努力を貶したり、支持したりポジションが不明瞭なまま最後まできてしまいましたが、1つ確実に言えることは、変化の激しい現代においては、これまでの様に「努力信仰」一本のみで進むのはとても危ないですし、ビリでいい能力の内容も、中国語の必要性が増したり、プログラミング言語の多様化が進んだり、でも結局はコミュニケーション力だよねとなったりとどんどん変わっていっているとも思います。

そんな時代の中で力強く、活力高く生きていくためには、"for努力"をしてまで獲得する能力が何なのか、社会をしっかりと見ながら見極め、その上で②TIPS、③環境変化、④問いを変えるといった「努力信仰」だけではない工夫をバランスよく同じぐらいの時間を使って考えて、多様な戦略でより良い人材になっていくためのゲームそのものを楽しんでいくことが大事なのではと思っています。

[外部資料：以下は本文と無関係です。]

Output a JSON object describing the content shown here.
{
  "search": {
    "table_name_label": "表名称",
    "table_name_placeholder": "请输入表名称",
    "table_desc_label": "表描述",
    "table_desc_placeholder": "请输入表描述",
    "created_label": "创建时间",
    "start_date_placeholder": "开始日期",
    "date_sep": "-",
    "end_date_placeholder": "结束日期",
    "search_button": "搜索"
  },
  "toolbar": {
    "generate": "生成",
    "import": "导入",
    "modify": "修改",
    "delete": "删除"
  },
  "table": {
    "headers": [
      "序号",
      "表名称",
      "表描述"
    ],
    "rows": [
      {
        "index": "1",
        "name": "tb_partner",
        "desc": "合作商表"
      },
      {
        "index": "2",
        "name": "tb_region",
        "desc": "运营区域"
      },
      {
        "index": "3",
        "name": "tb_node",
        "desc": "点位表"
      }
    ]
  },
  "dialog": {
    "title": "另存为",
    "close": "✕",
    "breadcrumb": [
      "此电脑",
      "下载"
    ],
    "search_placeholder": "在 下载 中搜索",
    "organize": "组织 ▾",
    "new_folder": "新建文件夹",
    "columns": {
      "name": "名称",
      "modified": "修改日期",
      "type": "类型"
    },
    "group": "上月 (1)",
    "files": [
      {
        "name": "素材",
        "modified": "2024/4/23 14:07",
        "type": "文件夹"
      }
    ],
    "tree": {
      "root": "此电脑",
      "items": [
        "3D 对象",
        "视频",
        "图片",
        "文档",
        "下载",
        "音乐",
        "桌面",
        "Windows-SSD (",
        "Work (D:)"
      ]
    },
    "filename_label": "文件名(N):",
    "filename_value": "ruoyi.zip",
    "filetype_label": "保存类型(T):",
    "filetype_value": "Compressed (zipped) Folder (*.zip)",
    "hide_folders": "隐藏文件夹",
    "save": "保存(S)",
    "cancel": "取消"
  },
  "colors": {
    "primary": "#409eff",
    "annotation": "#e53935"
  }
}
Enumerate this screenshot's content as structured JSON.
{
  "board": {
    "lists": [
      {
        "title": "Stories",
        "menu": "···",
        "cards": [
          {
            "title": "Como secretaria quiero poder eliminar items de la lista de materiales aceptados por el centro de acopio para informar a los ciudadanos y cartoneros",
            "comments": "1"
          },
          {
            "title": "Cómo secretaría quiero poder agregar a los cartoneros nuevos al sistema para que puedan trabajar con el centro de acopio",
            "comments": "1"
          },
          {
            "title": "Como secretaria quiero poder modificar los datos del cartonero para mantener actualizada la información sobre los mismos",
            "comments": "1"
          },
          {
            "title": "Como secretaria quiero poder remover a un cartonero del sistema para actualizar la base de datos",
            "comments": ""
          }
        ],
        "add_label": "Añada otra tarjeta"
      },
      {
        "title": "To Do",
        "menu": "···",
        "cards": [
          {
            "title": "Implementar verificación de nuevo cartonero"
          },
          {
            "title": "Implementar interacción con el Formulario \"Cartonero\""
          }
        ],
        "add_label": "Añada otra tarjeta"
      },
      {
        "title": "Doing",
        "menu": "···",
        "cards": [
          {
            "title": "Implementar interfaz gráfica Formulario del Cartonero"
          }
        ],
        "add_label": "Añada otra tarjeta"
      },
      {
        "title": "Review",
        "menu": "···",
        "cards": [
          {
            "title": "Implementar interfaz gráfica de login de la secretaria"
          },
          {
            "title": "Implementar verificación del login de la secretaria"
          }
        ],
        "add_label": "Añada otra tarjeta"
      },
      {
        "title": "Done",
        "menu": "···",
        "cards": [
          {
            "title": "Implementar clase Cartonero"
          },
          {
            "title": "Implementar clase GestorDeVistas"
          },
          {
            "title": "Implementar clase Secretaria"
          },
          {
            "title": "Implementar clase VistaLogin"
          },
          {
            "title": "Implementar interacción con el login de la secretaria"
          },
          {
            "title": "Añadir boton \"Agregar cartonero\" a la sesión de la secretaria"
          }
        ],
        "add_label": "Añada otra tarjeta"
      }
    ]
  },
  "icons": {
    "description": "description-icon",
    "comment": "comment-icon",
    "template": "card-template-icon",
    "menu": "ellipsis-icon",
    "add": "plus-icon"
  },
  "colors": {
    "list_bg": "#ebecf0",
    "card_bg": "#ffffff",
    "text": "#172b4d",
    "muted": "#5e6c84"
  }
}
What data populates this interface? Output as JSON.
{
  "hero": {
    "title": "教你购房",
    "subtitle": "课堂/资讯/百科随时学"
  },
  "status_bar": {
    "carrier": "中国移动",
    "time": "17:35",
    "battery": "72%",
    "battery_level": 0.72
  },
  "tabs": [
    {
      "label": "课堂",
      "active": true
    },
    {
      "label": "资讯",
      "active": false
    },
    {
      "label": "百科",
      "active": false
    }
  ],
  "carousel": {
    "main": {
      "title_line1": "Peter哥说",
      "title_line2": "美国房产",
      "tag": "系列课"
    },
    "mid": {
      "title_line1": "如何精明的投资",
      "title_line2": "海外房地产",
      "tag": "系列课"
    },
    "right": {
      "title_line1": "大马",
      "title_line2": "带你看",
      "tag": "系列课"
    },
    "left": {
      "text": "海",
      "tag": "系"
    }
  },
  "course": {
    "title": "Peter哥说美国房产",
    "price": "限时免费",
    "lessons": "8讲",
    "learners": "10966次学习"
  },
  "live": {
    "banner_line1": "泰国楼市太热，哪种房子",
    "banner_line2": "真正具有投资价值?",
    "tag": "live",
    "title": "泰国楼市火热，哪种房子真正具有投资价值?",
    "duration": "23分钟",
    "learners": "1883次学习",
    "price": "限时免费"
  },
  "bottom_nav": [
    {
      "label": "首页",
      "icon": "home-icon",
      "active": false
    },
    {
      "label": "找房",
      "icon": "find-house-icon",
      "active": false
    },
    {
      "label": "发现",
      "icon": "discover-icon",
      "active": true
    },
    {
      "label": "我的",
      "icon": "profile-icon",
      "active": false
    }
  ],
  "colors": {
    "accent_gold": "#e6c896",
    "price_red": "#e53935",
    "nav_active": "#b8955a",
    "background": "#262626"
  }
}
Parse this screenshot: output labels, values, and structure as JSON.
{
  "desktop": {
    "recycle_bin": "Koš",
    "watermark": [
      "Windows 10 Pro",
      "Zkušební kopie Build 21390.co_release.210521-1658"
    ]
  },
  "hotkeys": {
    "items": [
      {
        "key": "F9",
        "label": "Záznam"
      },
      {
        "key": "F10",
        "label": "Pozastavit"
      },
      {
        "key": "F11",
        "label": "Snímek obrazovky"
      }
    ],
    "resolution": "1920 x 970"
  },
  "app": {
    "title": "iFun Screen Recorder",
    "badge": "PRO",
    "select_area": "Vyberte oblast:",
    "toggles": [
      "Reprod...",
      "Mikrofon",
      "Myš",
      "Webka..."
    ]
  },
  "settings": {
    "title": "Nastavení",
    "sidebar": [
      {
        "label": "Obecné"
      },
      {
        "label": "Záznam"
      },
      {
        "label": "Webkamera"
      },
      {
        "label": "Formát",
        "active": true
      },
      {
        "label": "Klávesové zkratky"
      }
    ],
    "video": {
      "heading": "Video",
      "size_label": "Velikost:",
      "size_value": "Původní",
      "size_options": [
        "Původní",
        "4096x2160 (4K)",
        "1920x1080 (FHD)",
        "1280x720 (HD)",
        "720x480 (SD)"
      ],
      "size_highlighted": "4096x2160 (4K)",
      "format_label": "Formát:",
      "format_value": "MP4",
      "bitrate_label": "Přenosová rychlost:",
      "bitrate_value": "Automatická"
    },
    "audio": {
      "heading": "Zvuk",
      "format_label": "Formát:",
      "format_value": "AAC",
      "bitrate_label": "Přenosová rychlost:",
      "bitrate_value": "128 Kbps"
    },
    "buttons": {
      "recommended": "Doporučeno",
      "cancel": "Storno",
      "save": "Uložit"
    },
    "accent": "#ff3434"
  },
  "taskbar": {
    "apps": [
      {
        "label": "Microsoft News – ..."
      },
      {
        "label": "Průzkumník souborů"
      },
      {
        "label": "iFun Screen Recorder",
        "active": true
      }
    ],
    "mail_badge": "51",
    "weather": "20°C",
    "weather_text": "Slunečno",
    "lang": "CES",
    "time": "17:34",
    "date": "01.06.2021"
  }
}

タイトルにもありますが、努力は裏切ります。めっちゃ裏切ります。これは身体的にも精神的にも成長していく学生時代にはなかなかぶち当たらない壁です。しかし、大学生後半や社会人になると突然訪れる大きな壁でもあります。だからこそ、努力だけではない自分自身を伸ばす戦略を意識的に考えて欲しいなと思い、今回の記事にしました。

少しでも努力で悩んでいる皆さんに届けばと思っています。